Wakil Presiden Filipina Sara Duterte membantah bahwa dirinya berencana membunuh Presiden Ferdinand Marcos. Ia mengatakan bahwa komentarnya yang memicu penyelidikan pemerintah hanya mencerminkan "kekhawatiran" terhadap mantan sekutunya.
Kemarin, Departemen Kehakiman negara itu menyebut Duterte sebagai "otak dalang" dari sebuah rencana pembunuhan presiden dan mengeluarkan panggilan pengadilan yang menuntutnya untuk hadir dalam penyelidikan resmi.
Langkah itu diambil setelah Duterte memberi tahu wartawan bahwa dia telah memerintahkan salah satu anggota tim keamanannya untuk membunuh Marcos, istrinya Liza Araneta-Marcos, dan sepupunya Martin Romualdez jika rencana pembunuhan terhadapnya berhasil.
Namun, Duterte tampaknya menarik kembali komentar tersebut hari ini. Ia menggambarkan pernyataan itu sebagai ekspresi "kekhawatiran" atas "kegagalan pemerintahan Marcos untuk melayani rakyat Filipina sementara mereka dengan ahli menganiaya musuh-musuh politik".
Dia juga mengatakan tuduhan pemerintah tentang rencana pembunuhan itu hanya "lelucon".
"Akal sehat seharusnya cukup bagi kita untuk memahami dan menerima bahwa tindakan balas dendam bersyarat yang seharusnya tidak merupakan ancaman aktif. Ini adalah rencana tanpa dasar," kata Duterte dalam sebuah pernyataan.
"Saya yakin bahwa penyelidikan yang jujur akan dengan mudah mengungkap narasi ini (tentang rencana pembunuhan Marcos) sebagai lelucon, khayalan, atau tidak ada apa-apanya sama sekali."
'Ancaman aktif'
Aliansi Marcos-Duterte yang meraih kekuasaan pada tahun 2022 telah runtuh secara spektakuler menjelang pemilihan paruh waktu tahun depan, dengan kedua belah pihak saling menuduh tentang kecanduan narkoba.

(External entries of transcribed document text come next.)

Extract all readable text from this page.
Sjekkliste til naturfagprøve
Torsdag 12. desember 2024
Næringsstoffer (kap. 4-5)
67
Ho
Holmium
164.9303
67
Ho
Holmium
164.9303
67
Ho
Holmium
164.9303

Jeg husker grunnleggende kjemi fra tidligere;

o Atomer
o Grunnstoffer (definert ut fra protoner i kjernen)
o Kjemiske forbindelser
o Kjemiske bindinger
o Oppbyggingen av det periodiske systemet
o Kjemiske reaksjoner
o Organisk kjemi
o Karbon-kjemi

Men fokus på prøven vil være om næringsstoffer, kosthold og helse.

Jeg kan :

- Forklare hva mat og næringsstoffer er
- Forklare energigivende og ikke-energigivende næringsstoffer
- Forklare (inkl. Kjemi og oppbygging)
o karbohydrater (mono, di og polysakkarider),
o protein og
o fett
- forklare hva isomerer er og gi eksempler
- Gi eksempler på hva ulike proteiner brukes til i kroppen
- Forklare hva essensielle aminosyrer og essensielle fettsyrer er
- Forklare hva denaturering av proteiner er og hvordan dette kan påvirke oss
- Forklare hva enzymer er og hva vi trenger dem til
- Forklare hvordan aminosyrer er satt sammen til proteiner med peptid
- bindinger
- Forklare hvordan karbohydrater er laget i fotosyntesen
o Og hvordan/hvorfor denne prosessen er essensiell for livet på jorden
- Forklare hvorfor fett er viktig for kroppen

Dalam konferensi pers yang penuh umpatan pada hari Sabtu, Duterte menyebut pasangan Marcos dan Romualdez sebagai target, dengan mengatakan bahwa dia telah memberi tahu seorang anggota tim keamanan: "Jika saya mati, jangan berhenti sampai Anda membunuh mereka."
Beberapa jam kemudian, istana presiden mengatakan bahwa mereka menganggap komentar tersebut sebagai "ancaman aktif".
Duterte, putri mantan presiden Rodrigo Duterte, adalah calon wakil presiden Marcos dalam pemilihan presiden yang dimenangkan secara telak.
Ia tetap menjadi penerus konstitusionalnya jika Marcos tidak dapat menyelesaikan masa jabatan enam tahunnya.
Namun, saat ini ia menghadapi penyelidikan di DPR, yang dipimpin oleh Romualdez, atas dugaan penyalahgunaan dana pemerintah senilai jutaan dolar.
Romualdez dan Duterte secara luas diperkirakan akan mencalonkan diri sebagai presiden pada tahun 2028.
Duterte mengundurkan diri sebagai menteri pendidikan pada bulan Juni karena hubungan antara kedua keluarga mencapai titik kritis.
Pada bulan Oktober, wakil presiden mengatakan ia merasa "dimanfaatkan" setelah bekerja sama dengan Marcos untuk pemilihan 2022.
Beberapa bulan sebelumnya, ayahnya menuduh Marcos sebagai "pecandu narkoba", dan keesokan harinya presiden mengklaim kesehatan pendahulunya menurun karena penggunaan jangka panjang opioid fentanil yang kuat.
Wakil presiden mengatakan kepada wartawan hari ini: "Saya setuju dengan anggapan bahwa dia (Marcos) adalah seorang pecandu narkoba".